General / 25 February 2016
Many economists are predicting difficult global market conditions in 2016, and this has been borne out already in some sectors including dairy farming. Given this, having to make people redundant for whatever reason may be a possibility for many businesses.
The law relating to redundancy has become significantly more complicated over the last several years, and reaching redundancy decisions is riskier than ever. Ensuring that there is a clear plan at the outset of the restructuring, and the business case for the proposed change is well thought through, will assist in avoiding or, worst case scenario, defending, any dispute.
Redundancy decisions must be justified in accordance with the Employment Relations Act 2000 (Act), and particular good faith obligations apply under the Act too in respect of restructuring processes.
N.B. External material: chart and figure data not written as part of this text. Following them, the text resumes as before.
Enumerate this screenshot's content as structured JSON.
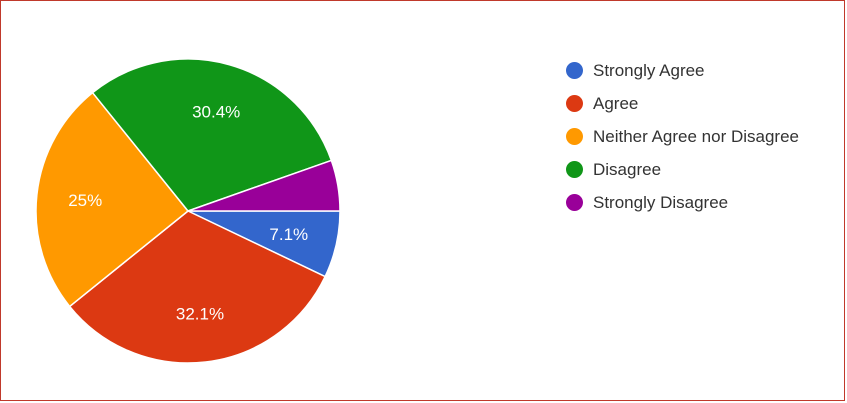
{
  "chart_data": {
    "type": "pie",
    "title": "",
    "legend_position": "right",
    "slices": [
      {
        "name": "Strongly Agree",
        "value": 7.1,
        "label": "7.1%",
        "color": "#3366cc"
      },
      {
        "name": "Agree",
        "value": 32.1,
        "label": "32.1%",
        "color": "#dc3912"
      },
      {
        "name": "Neither Agree nor Disagree",
        "value": 25,
        "label": "25%",
        "color": "#ff9900"
      },
      {
        "name": "Disagree",
        "value": 30.4,
        "label": "30.4%",
        "color": "#109618"
      },
      {
        "name": "Strongly Disagree",
        "value": 5.4,
        "label": "",
        "color": "#990099"
      }
    ]
  }
}
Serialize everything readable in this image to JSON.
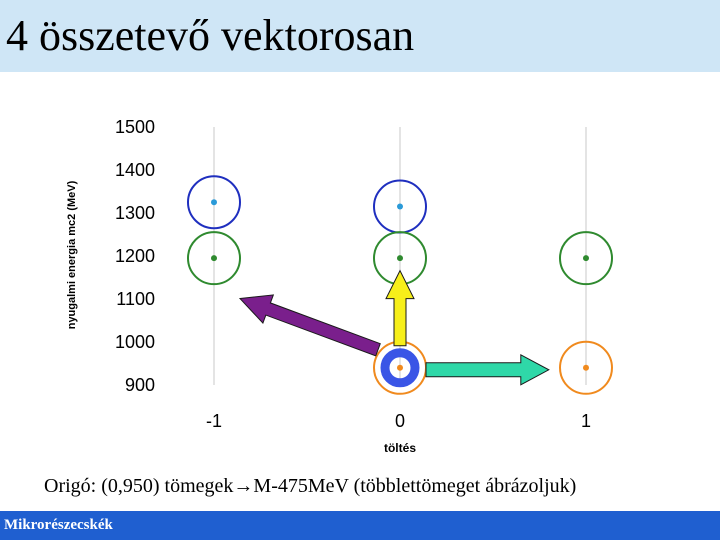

In short, this means employers must be able to demonstrate that:
there was a genuine business reason for making a role redundant, (e.g. financial reasons such as a decline in sales); and
a full and fair consultative process has been followed, by which the affected employee has been given a fully informed opportunity to provide feedback on the proposal to make their role redundant before it is implemented.
What does fair process involve?
Once you have determined the genuine business reason for making employees redundant, you then need to ensure that you follow a fair process. A brief overview of this process, which usually takes a minimum of two weeks to complete, generally involves:
Developing a written proposal which outlines what is proposed, and why, including any selection criteria and redeployment options. The document should outline what the consequences should be if the proposal was accepted and finally, key dates within the overall timeframe for completion of the redundancy process.
The proposal should then be presented to employees at a meeting, with emphasis on the proposed nature of the change (ie, no decisions have been made!) and feedback invited over a reasonable period of time and in an appropriate format (this will depend on the circumstances but should usually be received at a one to one meeting where the employee is represented or supported if they wish).
Feedback then needs to be considered and responded to, before the consultation process is concluded with announcement of the final decision to all affected employees and their representatives.
A selection process should then commence, if applicable. Otherwise redundant employees should be given notice of termination, with confirmation of any other entitlements per their employment agreement or applicable policy.
Then, once affected employees’ employment has terminated, the new structure may be implemented.
While the redundancy process can be tricky to manage, ensuring you work within the current legal framework will assist you in achieving the best possible outcome for your business and employees. There are myriad possible redundancy scenarios, and we recommend seeking advice before embarking on this kind of change, given the complexity involved in the law, and the need to ensure you’re taking the right steps in the circumstances.
Disclaimer: We remind you that while this article provides commentary on employment law topics, it should not be used as a substitute for legal or professional advice for specific situations. Please seek guidance from your employment lawyer for any questions specific to your workplace.